Using a cache is not thread safe.

SamSaffron commented 7 years ago

@jeremy what do you think, it does not add any dependencies and is clearly an opt in thing, only cost is the LoadError exception which I guess we can swallow.

@ioquatix I would like to see a test for "lookup" parity between the 2 db providers, basically make sure that current stable of micro mime is always exactly the same, then travis at least can ensure you have micromime updated to latest automatically (or that we do)

stereobooster commented 7 years ago

I would like to see a test for "lookup" parity between the 2 db providers, basically make sure that current stable of micro mime is always exactly the same

I copied your Rake task which you use to generate db files, but it generates C headers (gperf files to be precise). So databases are the same. In initial @ioquatix implementation they were a bit different.

SamSaffron commented 7 years ago

@stereobooster sure I believe you :) but would be nice to have a test for it as well that the mini_mime test suite runs

stereobooster commented 7 years ago

take a look at https://github.com/stereobooster/micro_mime it is mini_mime fork. It has mini_mime tests

SamSaffron commented 7 years ago

I follow, but our Gemfile here now depends on micro_mime post this change. If I go ahead and update the DB here I would like to see a test fail showing me that micro_mime is out of date or vica-versa

An alternative for the LoadError may be to expose an interface to inject the DB...

Then you set it up so when micro_mime is required it injects the new DB in.

I prefer this to the explicit load error cause it is cleaner and more flexible.

ioquatix commented 7 years ago

I think injecting global state, is again, the wrong design choice., but instead, you should write code like

def default_database
    begin
        require 'micro_mime'
        return MicroMime::Database.new
    else
        return MiniMime::Database.new
    end
end
ioquatix commented 7 years ago

Uh, it's 4am, but you get the idea :)

SamSaffron commented 7 years ago

think most users would prefer to have an extension bundled with the library itself rather than needing to know to add an additional optional dependency.

I am actually mixed on this, vast majority of users are not doing almost any lookups of mime types, when they happen they happen while processing mail and are very likely to end up in the cache. Taking in a native dependency here with all it entails (potential segfaults etc etc) seems overkill.

stereobooster commented 7 years ago

@SamSaffron

I am actually mixed on this, vast majority of users are not doing almost any lookups of mime types, when they happen they happen while processing mail and are very likely to end up in the cache.

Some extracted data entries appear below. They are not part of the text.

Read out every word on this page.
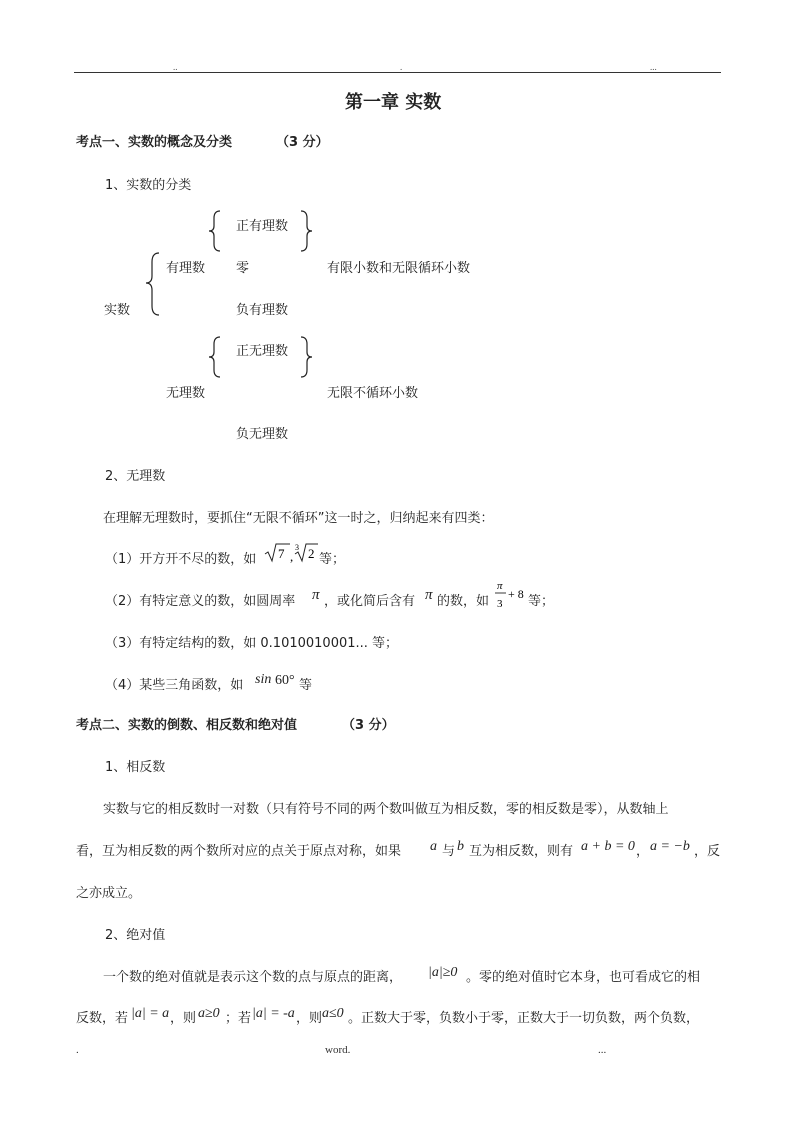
..	.	...
第一章 实数
考点一、实数的概念及分类	（3 分）
1、实数的分类
正有理数
有理数 零	有限小数和无限循环小数
实数	负有理数
正无理数
无理数	无限不循环小数
负无理数
2、无理数
在理解无理数时，要抓住“无限不循环”这一时之，归纳起来有四类：
（1）开方开不尽的数，如 7 ,
3 2 等；
（2）有特定意义的数，如圆周率 π ，或化简后含有 π 的数，如
π
3
+ 8 等；
（3）有特定结构的数，如 0.1010010001... 等；
（4）某些三角函数，如 sin 60° 等
考点二、实数的倒数、相反数和绝对值	（3 分）
1、相反数
实数与它的相反数时一对数（只有符号不同的两个数叫做互为相反数，零的相反数是零），从数轴上
看，互为相反数的两个数所对应的点关于原点对称，如果 a 与 b 互为相反数，则有 a + b = 0 ， a = −b ，反
之亦成立。
2、绝对值
一个数的绝对值就是表示这个数的点与原点的距离， |a|≥0 。零的绝对值时它本身，也可看成它的相
反数，若 |a| = a ，则 a≥0 ；若 |a| = -a ，则 a≤0 。正数大于零，负数小于零，正数大于一切负数，两个负数，
.	word.	...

Actual win of this extension is (I do not care that much about speed, because those lookups are indeed very rare):

Memory stats for requiring mini_mime
Total allocated: 107068 bytes (648 objects) # was 29572343 bytes (344531 objects)
Total retained:  35458 bytes (84 objects)   # was 3943884 bytes (60957 objects)

But this will work only if you do:

gem "micro_mime"
gem "mini_mime"

Irony: add more gems, to use less memory

SamSaffron commented 7 years ago

I am getting different numbers:

require 'memory_profiler'
MemoryProfiler.report do
  require 'mini_mime'
end.pretty_print

https://gist.github.com/SamSaffron/726a158f16890ba0903a87ce038a8cce

So when you look at allocations, as expected RubyGems is a pariah and allocating 218K, mini mime gets away just allocating 6K on boot

mini_mime allocates 33 objects, another 25 or so may be allocated indirectly, but rubygems and its crazy allocates 2142 objects.

When you look at retained memory, mini_mime retains 5.8K which is only 200 bytes more than "memory retention overhead" by ruby gems.

I think you should look at rubygems if you want to make progress here

stereobooster commented 7 years ago

@SamSaffron you right - my results. But it means that bench/bench.rb is misleading - that is where I took my first results.

ioquatix commented 7 years ago

Rather than making something that can fall out of sync, why not look at the design of mime-types and mime-types-data.

SamSaffron commented 7 years ago

closing this for now. not sure there is anything we need to do.

stereobooster commented 7 years ago

@SamSaffron I was wondering how to shave of memory in mail gem e.g. how to instruct mail gem not to load mini_mime and load micro_mime instead.